Lithium dextran sulfate as dynamic and sustainable coating to stabilize lithium deposition

Lithium metal batteries (LMBs) are attractive because of ultra-high energy density, but the critical problem of lithium dendrites hinders their commercialization. Intensive researches have been devoted to homogenizing the electron distribution of the current collectors to prevent the lithium dendrite. In this work, a renewable lithium dextran sulfate (LDS) binder that can reversibly, dynamically, and strongly bind to the Cu current collectors as well as metallic Li through the -O-SO3- functional group, and has the special characteristic of single-ion-conducting is proposed to regulate homogeneous Li-ion diffusion, stabilize the electrode interface, and considerably decrease the surface stress, thus guide uniform lithium deposition and propagation, endowing the lithium-free LMBs with outstanding areal capacity and cycling stability.
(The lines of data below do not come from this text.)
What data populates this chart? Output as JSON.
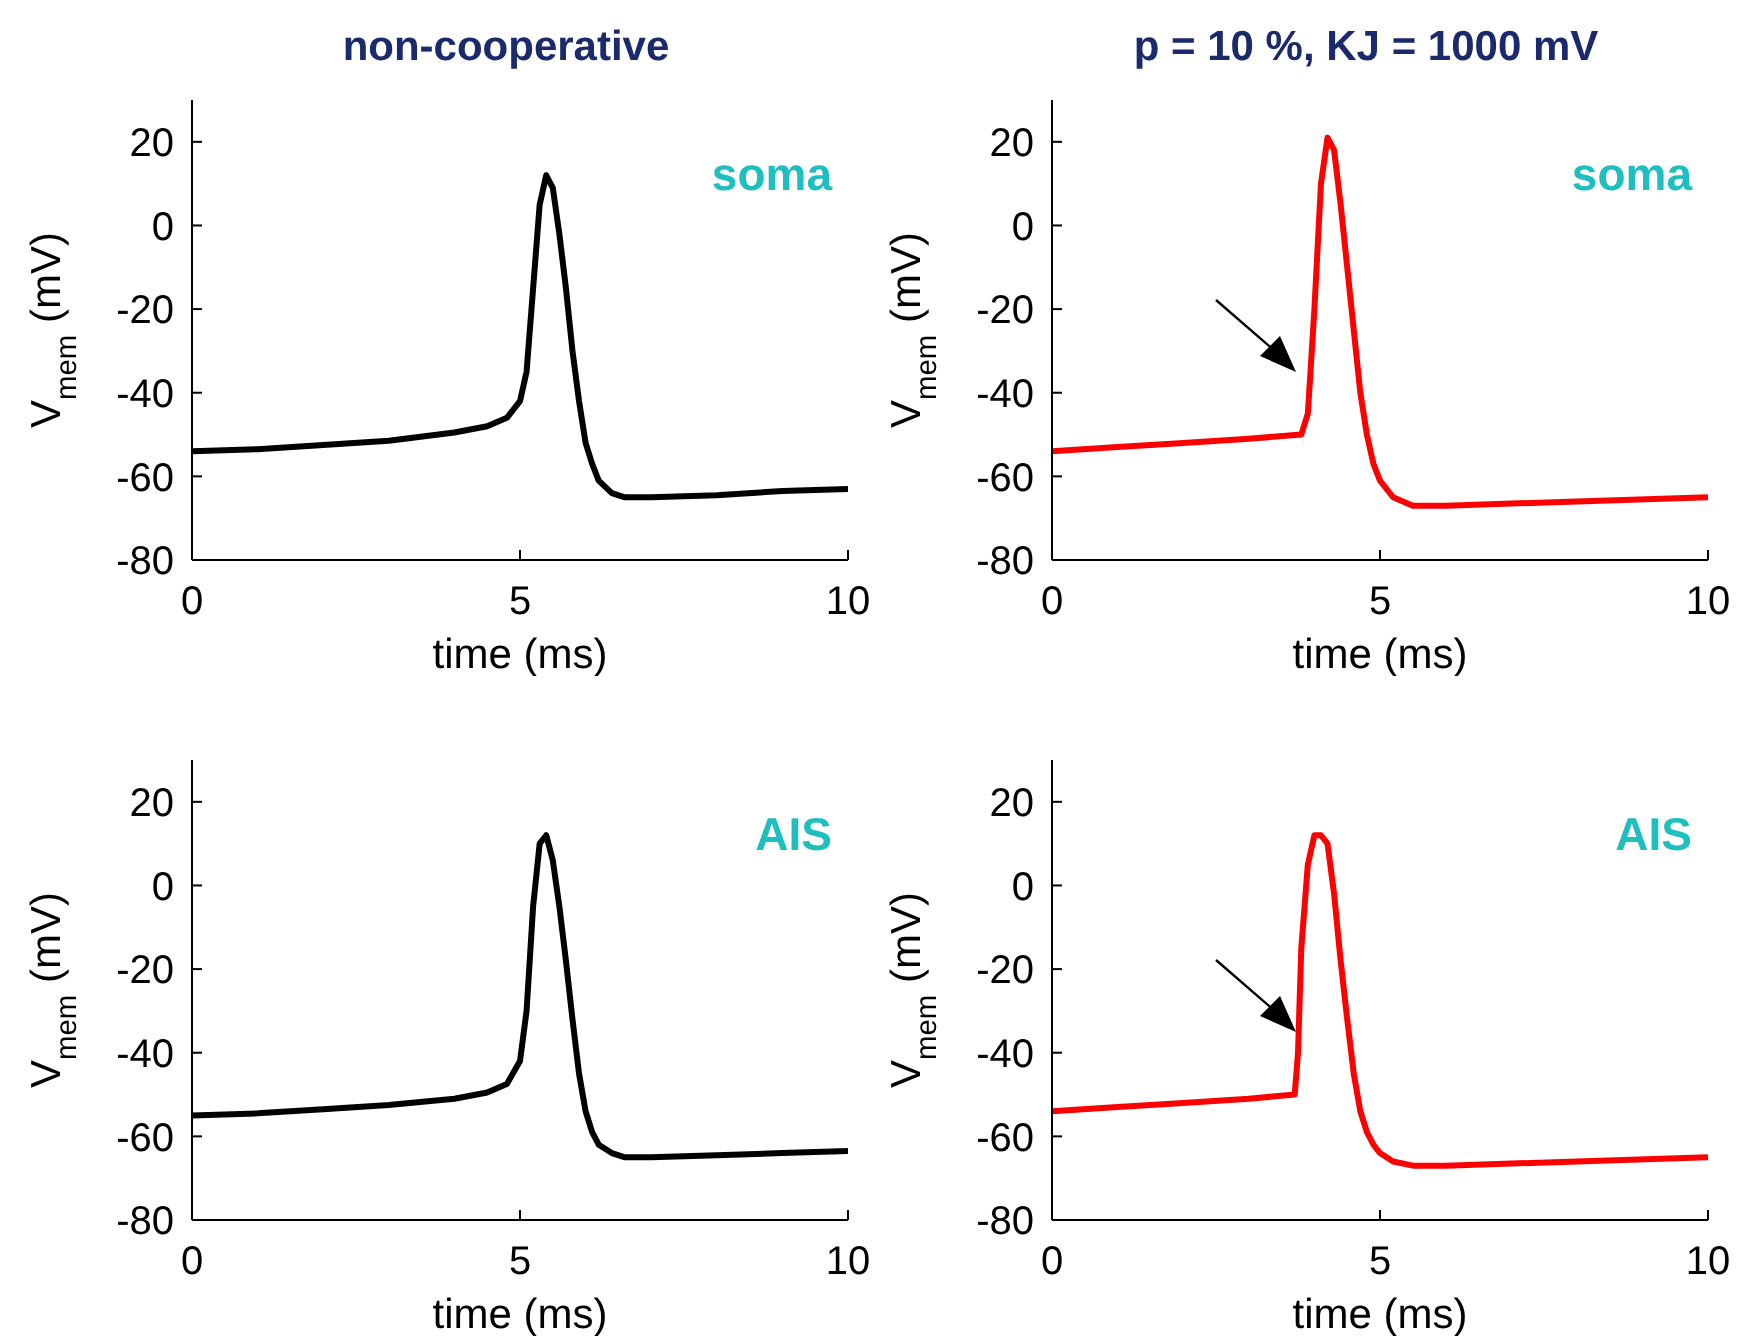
{
  "chart_data": [
    {
      "type": "line",
      "title": "non-cooperative",
      "xlabel": "time (ms)",
      "ylabel": "V$_{mem}$ (mV)",
      "annotations": [
        "soma"
      ],
      "xlim": [
        0,
        10
      ],
      "xticks": [
        0,
        5,
        10
      ],
      "ylim": [
        -80,
        30
      ],
      "yticks": [
        -80,
        -60,
        -40,
        -20,
        0,
        20
      ],
      "marker": "none",
      "line_style": "solid",
      "series": [
        {
          "color": "#000000",
          "x": [
            0,
            1,
            2,
            3,
            4,
            4.5,
            4.8,
            5.0,
            5.1,
            5.2,
            5.3,
            5.4,
            5.5,
            5.6,
            5.7,
            5.8,
            5.9,
            6.0,
            6.1,
            6.2,
            6.4,
            6.6,
            7,
            8,
            9,
            10
          ],
          "values": [
            -54,
            -53.5,
            -52.5,
            -51.5,
            -49.5,
            -48,
            -46,
            -42,
            -35,
            -15,
            5,
            12,
            9,
            -2,
            -15,
            -30,
            -42,
            -52,
            -57,
            -61,
            -64,
            -65,
            -65,
            -64.5,
            -63.5,
            -63
          ]
        }
      ]
    },
    {
      "type": "line",
      "title": "p = 10 %, KJ = 1000 mV",
      "xlabel": "time (ms)",
      "ylabel": "V$_{mem}$ (mV)",
      "annotations": [
        "soma"
      ],
      "xlim": [
        0,
        10
      ],
      "xticks": [
        0,
        5,
        10
      ],
      "ylim": [
        -80,
        30
      ],
      "yticks": [
        -80,
        -60,
        -40,
        -20,
        0,
        20
      ],
      "marker": "none",
      "line_style": "solid",
      "series": [
        {
          "color": "#ff0000",
          "x": [
            0,
            1,
            2,
            3,
            3.8,
            3.9,
            4.0,
            4.1,
            4.2,
            4.3,
            4.4,
            4.5,
            4.6,
            4.7,
            4.8,
            4.9,
            5.0,
            5.2,
            5.5,
            6,
            8,
            10
          ],
          "values": [
            -54,
            -53,
            -52,
            -51,
            -50,
            -45,
            -20,
            10,
            21,
            18,
            5,
            -10,
            -25,
            -40,
            -50,
            -57,
            -61,
            -65,
            -67,
            -67,
            -66,
            -65
          ]
        }
      ]
    },
    {
      "type": "line",
      "xlabel": "time (ms)",
      "ylabel": "V$_{mem}$ (mV)",
      "annotations": [
        "AIS"
      ],
      "xlim": [
        0,
        10
      ],
      "xticks": [
        0,
        5,
        10
      ],
      "ylim": [
        -80,
        30
      ],
      "yticks": [
        -80,
        -60,
        -40,
        -20,
        0,
        20
      ],
      "marker": "none",
      "line_style": "solid",
      "series": [
        {
          "color": "#000000",
          "x": [
            0,
            1,
            2,
            3,
            4,
            4.5,
            4.8,
            5.0,
            5.1,
            5.2,
            5.3,
            5.4,
            5.5,
            5.6,
            5.7,
            5.8,
            5.9,
            6.0,
            6.1,
            6.2,
            6.4,
            6.6,
            7,
            8,
            9,
            10
          ],
          "values": [
            -55,
            -54.5,
            -53.5,
            -52.5,
            -51,
            -49.5,
            -47.5,
            -42,
            -30,
            -5,
            10,
            12,
            6,
            -5,
            -18,
            -32,
            -45,
            -54,
            -59,
            -62,
            -64,
            -65,
            -65,
            -64.5,
            -64,
            -63.5
          ]
        }
      ]
    },
    {
      "type": "line",
      "xlabel": "time (ms)",
      "ylabel": "V$_{mem}$ (mV)",
      "annotations": [
        "AIS"
      ],
      "xlim": [
        0,
        10
      ],
      "xticks": [
        0,
        5,
        10
      ],
      "ylim": [
        -80,
        30
      ],
      "yticks": [
        -80,
        -60,
        -40,
        -20,
        0,
        20
      ],
      "marker": "none",
      "line_style": "solid",
      "series": [
        {
          "color": "#ff0000",
          "x": [
            0,
            1,
            2,
            3,
            3.7,
            3.75,
            3.8,
            3.9,
            4.0,
            4.1,
            4.2,
            4.3,
            4.4,
            4.5,
            4.6,
            4.7,
            4.8,
            4.9,
            5.0,
            5.2,
            5.5,
            6,
            8,
            10
          ],
          "values": [
            -54,
            -53,
            -52,
            -51,
            -50,
            -40,
            -15,
            5,
            12,
            12,
            10,
            -2,
            -18,
            -32,
            -45,
            -54,
            -59,
            -62,
            -64,
            -66,
            -67,
            -67,
            -66,
            -65
          ]
        }
      ]
    }
  ]
}
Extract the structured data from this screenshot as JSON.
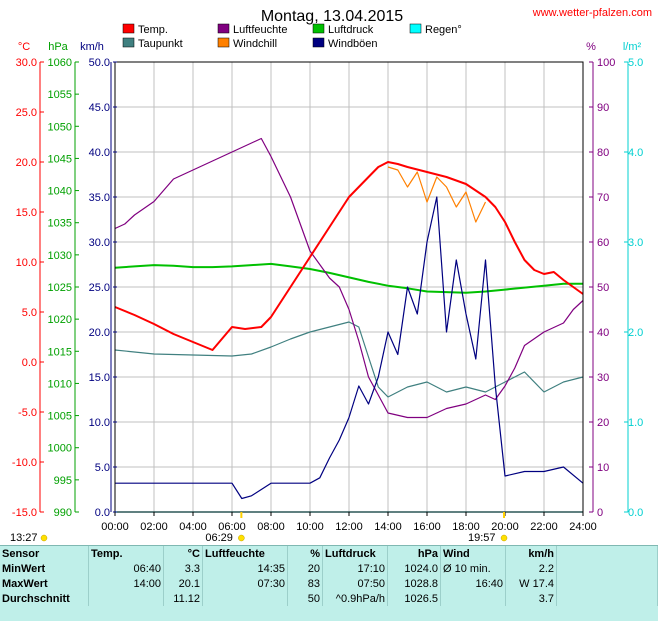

The full cells employing the LDS coated Cu foil as Li-free anode and 4.6 V LiCoO2 (LCO) as cathode exhibit an initial capacity of 189 mAh/g with a Coulombic efficiency (CE) of 97%. And the CE increases to more than 99.7% after 20 cycles. The reversible capacity retention rate was more than 72.1% after 100 cycles. This simple strategy of ion distribution homogenization by dynamic binder coating is inspiring to tackle the long-standing problem of metal dendrites for commercial feasibility of anode-free batteries. (c) 2023 Elsevier Ltd. All rights reserved.

Automated summary

This study proposes a renewable lithium dextran sulfate (LDS) binder that can dynamically bind to current collectors and metallic Li, and regulate Li-ion diffusion. The full cells with LDS coated Cu foil as anode exhibit excellent cycling stability and Coulombic efficiency.